One of my uncles was playing guitar and singing, and after every song he would turn to me and say something like “I’m right here!”, or “I can still hear out of this ear”. Turns out learning to play drums on your own to hard rock music teaches you to hit the drums hard. Real hard. As I had never really played with anyone else before, I had no idea that you could play the drums “quieter”. We were playing some blue grassy, country stuff and I was hitting the drums like I was playing for Metallica.
Later in the night when all the older relatives went to bed, our generation was left alone with the instruments and then out came the Metallica and Offspring.
I developed an addiction to stringed instruments after learning I could actually play.

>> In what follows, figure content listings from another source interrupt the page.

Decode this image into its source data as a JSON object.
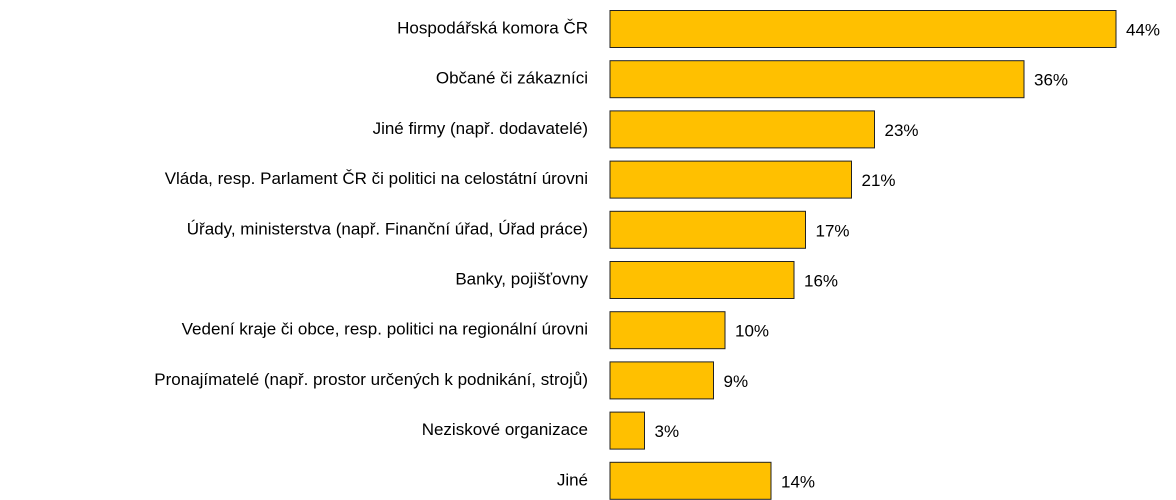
{
  "chart_data": {
    "type": "bar",
    "orientation": "horizontal",
    "categories": [
      "Hospodářská komora ČR",
      "Občané či zákazníci",
      "Jiné firmy (např. dodavatelé)",
      "Vláda, resp. Parlament ČR či politici na celostátní úrovni",
      "Úřady, ministerstva (např. Finanční úřad, Úřad práce)",
      "Banky, pojišťovny",
      "Vedení kraje či obce, resp. politici na regionální úrovni",
      "Pronajímatelé (např. prostor určených k podnikání, strojů)",
      "Neziskové organizace",
      "Jiné"
    ],
    "values": [
      44,
      36,
      23,
      21,
      17,
      16,
      10,
      9,
      3,
      14
    ],
    "value_labels": [
      "44%",
      "36%",
      "23%",
      "21%",
      "17%",
      "16%",
      "10%",
      "9%",
      "3%",
      "14%"
    ],
    "color": "#ffc000"
  }
}
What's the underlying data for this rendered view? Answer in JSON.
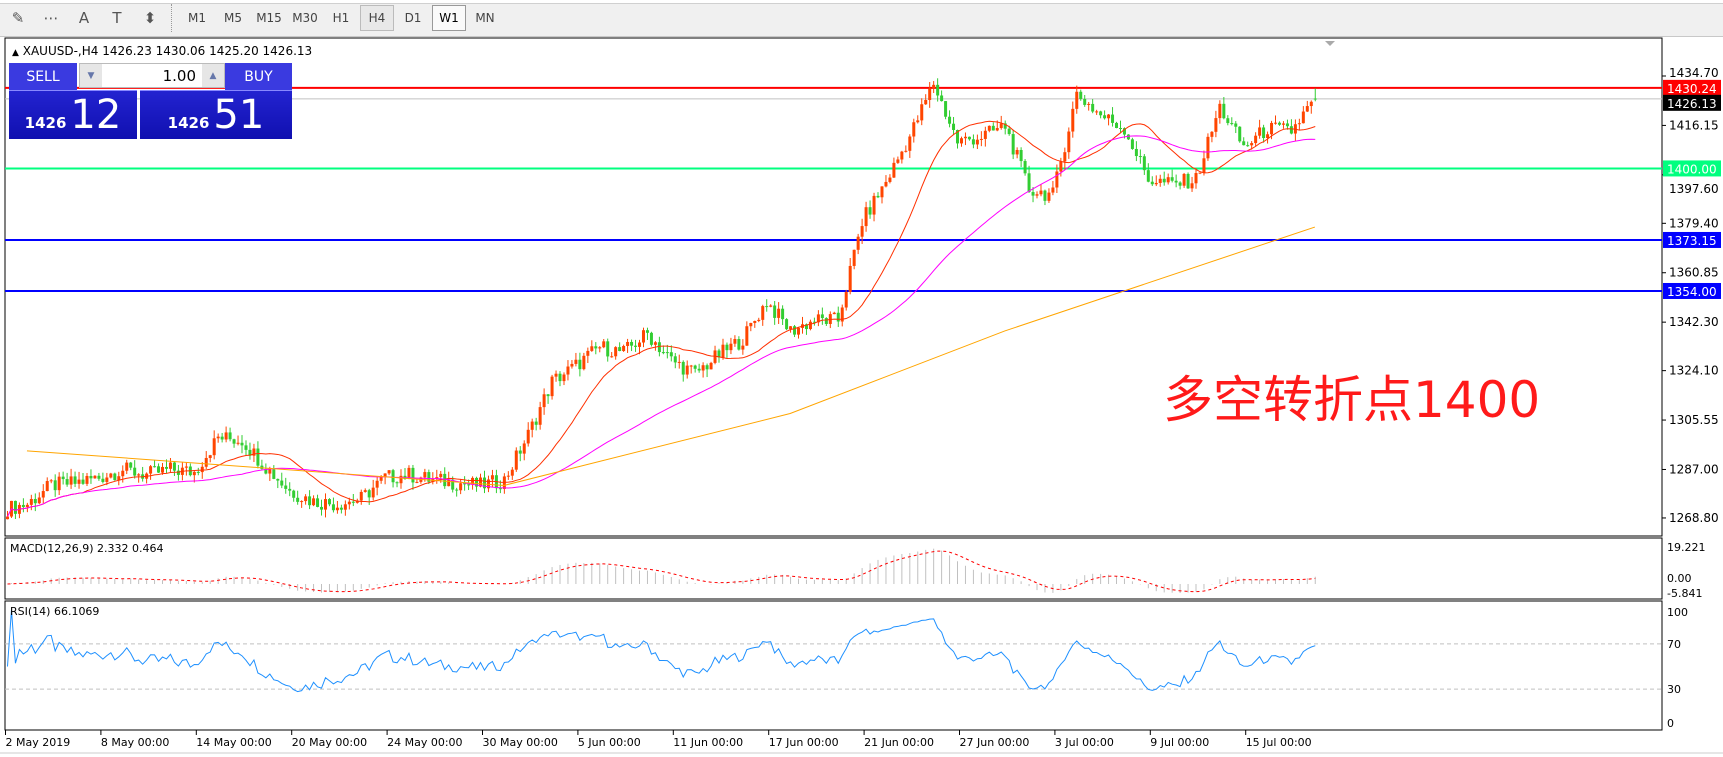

I had several thousands of dollars in instruments go up in the house fire. Acoustic guitars, electric guitars, bass guitars, mandolins, a banjo… I love playing guitar. And I love playing drums. Guitars are way easier to whip out and play around the campfire though. I don’t think I could choose one over the other.
Over the years I have tried starting a band- or at the very least get together with a group of people consistently and play together. I cannot believe how hard it is. I am a strummer when I play guitar, so I need to play with someone who is a picker- someone to do the solos while I play rhythm. Then we need to find a bass player. Not many kids grow up thinking “I should learn to play the instrument that gets the least amount of attention!” I can play the bass, but I haven’t spent a lot of time working at it. There are people out there who it IS their favorite, but once you find that grey needle in a stack of silver needles, then you need to run them through the aforementioned requirements of taste and compatibility.
Drummers are probably the hardest to find.
Not because drumming is hard, but because it’s so much more expensive. And hard to transport. I have been told that drummers think differently than most people, it takes a special kind of weirdo to be a drummer. I was told the same thing when I started playing goalie in hockey. Very few morons LIKE to have a hard piece of rubber shot towards them at 100 miles per hour, but those of us that do it absolutely LOVE it!
To wrap this meandering ribbon of a blog up in a bow, music is awesome. It’s amazing. I grew up playing sports because team sports were great for building great social skills and self-esteem. You will have some bad teammates along the way, but the trick is to not let them spoil the team for you. Music can have the same effect. Everyone learns at a different pace, but when you put the team or band together- it’s about creating something together. Playing together. Helping each other get better.
In team sports, the coaches and management pick the players they want for their teams. It’s easy. If you make the team, you show up, you start building a rapport with your teammates through practice and experience then learn to work together and grow. In music- especially in a band, the players choose their team, and that’s a lot harder- or, so I have found. The process is the same; you show up, you start building a rapport with your band mates through practice and experience then learn to work together and grow.
That’s why so many bands never make it. Getting along with those few other musicians is really hard. And those that do make it, often break up eventually too. Finding someone to play instruments with-multiple someone’s is hard enough. Then you have to get along with those people. Then you have to have similar musical tastes. Then you have to figure out how to put it all together. If it works, you can make beautiful music together. If not, you just end up by yourself listening to other people’s music while hitting the drums too loudly. Notthat there’s anything wrong with that.